La création, à l'article 2, d'un troisième cycle universitaire constituait une demande forte de la profession. Celui-ci permettra de développer les connaissances des sages-femmes relatives à la néonatalogie et aux nouvelles technologies utilisées en maïeutique et en périnatalité, et de cumuler pratique clinique et enseignement et recherche, comme de nombreuses professions médicales peuvent déjà le faire. En revanche, le groupe Socialistes et apparentés considère qu'il conviendrait d'également prévoir une formation aux entretiens postnataux, introduits à l'article 44 du PLFSS pour 2022.

Quant à la consécration législative du statut médical des sages-femmes, prévu à l'article 4, elle nous permettra d'être enfin en accord avec les évolutions de compétences qui leur sont demandées.

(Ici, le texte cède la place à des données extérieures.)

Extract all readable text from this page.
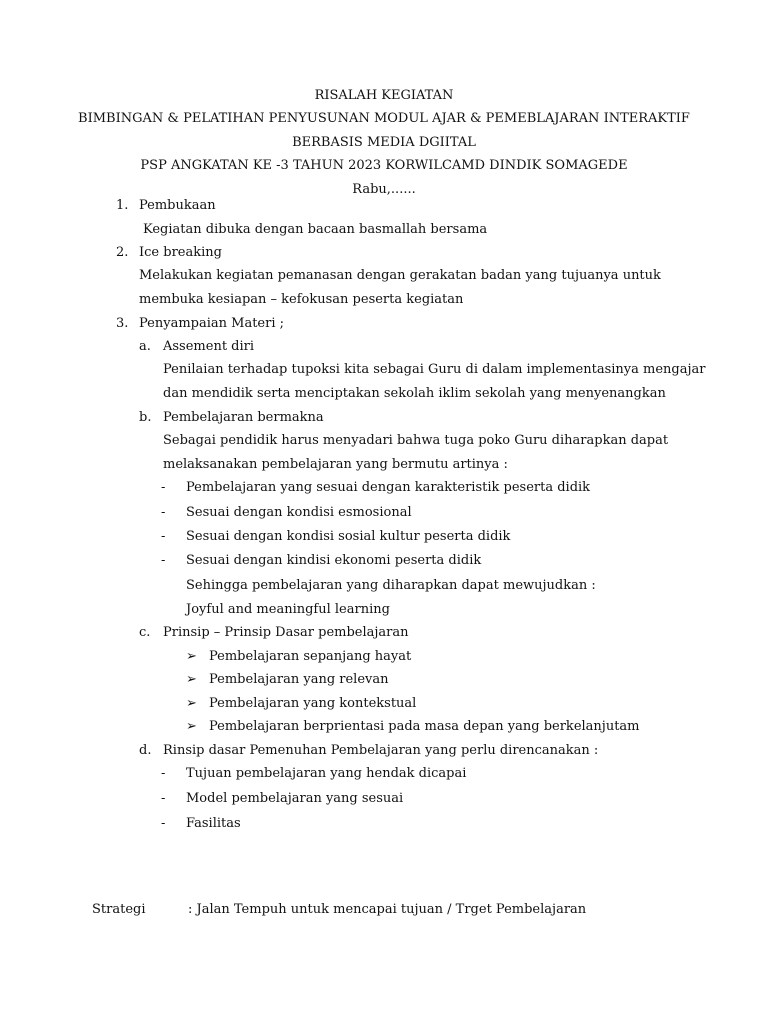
RISALAH KEGIATAN
BIMBINGAN & PELATIHAN PENYUSUNAN MODUL AJAR & PEMEBLAJARAN INTERAKTIF
BERBASIS MEDIA DGIITAL
PSP ANGKATAN KE -3 TAHUN 2023 KORWILCAMD DINDIK SOMAGEDE
Rabu,......
1. Pembukaan
Kegiatan dibuka dengan bacaan basmallah bersama
2. Ice breaking
Melakukan kegiatan pemanasan dengan gerakatan badan yang tujuanya untuk
membuka kesiapan – kefokusan peserta kegiatan
3. Penyampaian Materi ;
a. Assement diri
Penilaian terhadap tupoksi kita sebagai Guru di dalam implementasinya mengajar
dan mendidik serta menciptakan sekolah iklim sekolah yang menyenangkan
b. Pembelajaran bermakna
Sebagai pendidik harus menyadari bahwa tuga poko Guru diharapkan dapat
melaksanakan pembelajaran yang bermutu artinya :
- Pembelajaran yang sesuai dengan karakteristik peserta didik
- Sesuai dengan kondisi esmosional
- Sesuai dengan kondisi sosial kultur peserta didik
- Sesuai dengan kindisi ekonomi peserta didik
Sehingga pembelajaran yang diharapkan dapat mewujudkan :
Joyful and meaningful learning
c. Prinsip – Prinsip Dasar pembelajaran
➢ Pembelajaran sepanjang hayat
➢ Pembelajaran yang relevan
➢ Pembelajaran yang kontekstual
➢ Pembelajaran berprientasi pada masa depan yang berkelanjutam
d. Rinsip dasar Pemenuhan Pembelajaran yang perlu direncanakan :
- Tujuan pembelajaran yang hendak dicapai
- Model pembelajaran yang sesuai
- Fasilitas
Strategi	: Jalan Tempuh untuk mencapai tujuan / Trget Pembelajaran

Cela étant, la réforme de la formation ne représente qu'une partie de la réponse à apporter au sentiment de déclassement des sages-femmes et du choc d'attractivité dont la profession a besoin. Une vision beaucoup plus valorisante de l'évolution de la profession doit être développée, car la revalorisation de 500 euros par mois que le Gouvernement a annoncée est assise sur une prime de 240 euros, qui n'entre pas dans le calcul de la pension de retraite, qui revêt, comme toute prime, un caractère aléatoire et qui ne répond pas directement à la question des salaires et des évolutions de carrière. Ainsi regrettons-nous que l'instauration d'un véritable statut de praticien hospitalier pour les sages-femmes n'ait toujours pas trouvé un écho favorable auprès du Gouvernement.

Nous le voyons au quotidien dans nos circonscriptions avec le risque de fermeture de maternités qui pèse sur nos concitoyens, les difficultés liées à l'exercice de la profession de sage-femme sont trop graves pour que nous ne prenions pas des mesures fortes. Ainsi, malgré ces réserves, et parce que la réforme de la formation est attendue par les sages-femmes, le groupe Socialistes et apparentés votera ce texte.